There are plenty of them and, from the look of things, we can expect no shortage in the future — although I’m sure we’ll continue to bicker about what those “superior” efforts are.
I recently read a provocative review in Harpers magazine of a new book about Nicolas Cage (Age of Cage: Four Decades of Hollywood Through One Singular Career by Keith Phipps) and wondered whether the prolific and sometimes risible Cage, might not be a revolutionary when it comes to acting.
Cage can scream, brood, shriek, glower, and quake in ways that may say more about our moment than any of this year’s nominees. And Cage isn’t afraid either of despair or violence, which he knows how to link.

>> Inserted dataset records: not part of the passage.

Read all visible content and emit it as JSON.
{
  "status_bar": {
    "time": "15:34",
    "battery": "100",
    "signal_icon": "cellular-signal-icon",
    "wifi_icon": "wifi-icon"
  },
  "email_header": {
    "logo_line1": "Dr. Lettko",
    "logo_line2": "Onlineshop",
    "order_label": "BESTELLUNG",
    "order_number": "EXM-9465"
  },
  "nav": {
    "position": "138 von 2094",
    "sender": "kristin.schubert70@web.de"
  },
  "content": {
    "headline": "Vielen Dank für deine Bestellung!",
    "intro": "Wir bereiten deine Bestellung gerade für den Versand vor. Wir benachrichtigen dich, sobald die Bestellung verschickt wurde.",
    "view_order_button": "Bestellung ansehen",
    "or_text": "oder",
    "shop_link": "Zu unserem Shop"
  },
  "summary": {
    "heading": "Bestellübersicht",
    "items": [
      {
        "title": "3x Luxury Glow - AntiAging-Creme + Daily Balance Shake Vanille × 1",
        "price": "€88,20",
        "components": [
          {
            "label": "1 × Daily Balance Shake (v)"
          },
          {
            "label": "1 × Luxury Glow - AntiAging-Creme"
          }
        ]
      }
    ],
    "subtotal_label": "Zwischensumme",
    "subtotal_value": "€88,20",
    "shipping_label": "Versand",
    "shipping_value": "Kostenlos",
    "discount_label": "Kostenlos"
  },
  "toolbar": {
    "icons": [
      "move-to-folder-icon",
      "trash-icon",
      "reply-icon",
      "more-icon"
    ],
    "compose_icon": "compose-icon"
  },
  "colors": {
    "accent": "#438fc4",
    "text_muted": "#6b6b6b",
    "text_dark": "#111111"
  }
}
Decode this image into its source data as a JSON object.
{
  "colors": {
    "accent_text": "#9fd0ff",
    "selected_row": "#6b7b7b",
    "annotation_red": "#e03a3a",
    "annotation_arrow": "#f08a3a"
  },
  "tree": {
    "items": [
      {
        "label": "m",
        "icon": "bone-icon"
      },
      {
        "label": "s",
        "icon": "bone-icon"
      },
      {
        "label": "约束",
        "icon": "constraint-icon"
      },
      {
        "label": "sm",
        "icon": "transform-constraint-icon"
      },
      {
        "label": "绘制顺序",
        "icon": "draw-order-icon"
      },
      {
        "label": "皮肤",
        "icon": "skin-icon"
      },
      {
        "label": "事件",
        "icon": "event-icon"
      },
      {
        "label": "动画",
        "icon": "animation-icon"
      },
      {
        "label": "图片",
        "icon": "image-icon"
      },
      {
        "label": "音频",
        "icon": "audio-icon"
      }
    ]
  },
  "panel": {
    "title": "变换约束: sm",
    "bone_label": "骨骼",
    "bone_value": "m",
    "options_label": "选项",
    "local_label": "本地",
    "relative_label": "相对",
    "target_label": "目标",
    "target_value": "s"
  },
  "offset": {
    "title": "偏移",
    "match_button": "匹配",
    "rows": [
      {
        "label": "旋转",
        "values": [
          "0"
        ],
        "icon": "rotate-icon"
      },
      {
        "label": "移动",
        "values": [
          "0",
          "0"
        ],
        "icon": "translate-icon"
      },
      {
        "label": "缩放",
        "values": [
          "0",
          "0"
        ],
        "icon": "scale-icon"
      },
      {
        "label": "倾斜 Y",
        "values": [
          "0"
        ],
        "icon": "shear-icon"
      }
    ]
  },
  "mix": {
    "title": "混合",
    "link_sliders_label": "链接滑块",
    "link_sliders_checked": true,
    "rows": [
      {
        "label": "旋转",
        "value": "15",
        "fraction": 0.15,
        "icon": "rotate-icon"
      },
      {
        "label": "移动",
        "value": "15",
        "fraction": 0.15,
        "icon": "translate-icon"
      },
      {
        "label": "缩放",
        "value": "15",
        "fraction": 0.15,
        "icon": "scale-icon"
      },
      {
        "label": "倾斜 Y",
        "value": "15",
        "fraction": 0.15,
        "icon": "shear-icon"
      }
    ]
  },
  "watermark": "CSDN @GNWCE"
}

If Cage is being underestimated, future historians might find more reason to study his work than, say, the work of some of this year’s Oscar nominees.
Cage's performance in Pig, a story about a hermitic truffle hunter devoted to his pig companion, was Oscar-worthy, but the movie may have been too weird for Hollywood consideration.
To quote Dan Piepenbring who wrote the review in the February issue of Harpers.
"There's something stalwart, commendable, even comforting about Cage's presence, something that reaches past entertainment toward tangled questions of talent and excess."
Cage, as Piebenbring writes, expresses himself with "violent purity."
Something to consider.
Oscar always raises questions, the low-hanging fruit of all Oscar commentary:
Should Ben Affleck have been nominated in the best-supporting actor category for his work in The Tender Bar? Probably. His acting has gotten better and better.
Should Peter Dinklage have received consideration for playing the lead in Cyrano? He didn't.
Me? I got more enjoyment out of Lady Gaga’s unabashed performance as an aspiring, conniving Gucci in House of Gucci than I did from Nicole Kidman’s Oscar-nominated portrayal of Lucille Ball in Being the Ricardos. No nomination for Gaga.
I'll join you if you're cheered by a best picture nomination for CODA, a story about the pressures on the only hearing person in a fishing family in Gloucester, Mass.
Ditto for the supporting actor nomination of CODA's Troy Kotsur, the deaf actor who plays the family father.
You can make your own list of likes and dislikes but aside from the usual snubs (a best picture nomination for Dune and none for its director, Denis Villeneuve), the list earns a passing grade.
My wariness? It’s just that its announcement will lose much of its luster before the current 24-news cycle begins to sputter.
"Tomorrow, tomorrow, and tomorrow creeps in this petty pace from day to day," to quote from The Tragedy of Macbeth, which deserved but didn't get a best-picture nod. Talk of Oscar nominations will ebb and flow; the industry-oriented press has little choice but to analyze, re-analyze, and predict.
So, yes, I’ll be watching the Oscars and maybe I’ll even offer predictions as part of the annual parade of articles that the Academy Awards encourage.
But if Jane Campion’s Power of the Dog were to lose best picture to Kenneth Branagh’s Belfast, you won’t find me gnashing my teeth or rending my garments. I’ll say that even if something as dubious as the dud of satire, Don’t Look Up, were to win. Yes, it got a best-picture nod.
Why do I say this? Because the only way to maintain sanity as a movie enthusiast is to remember what movies always have offered us, a sanctuary for private indulgence. Yes, under the best of conditions we watch them together, but movies remain our personal property — to be written into our book of memories or discarded along with yesterday’s newspaper. Remember those?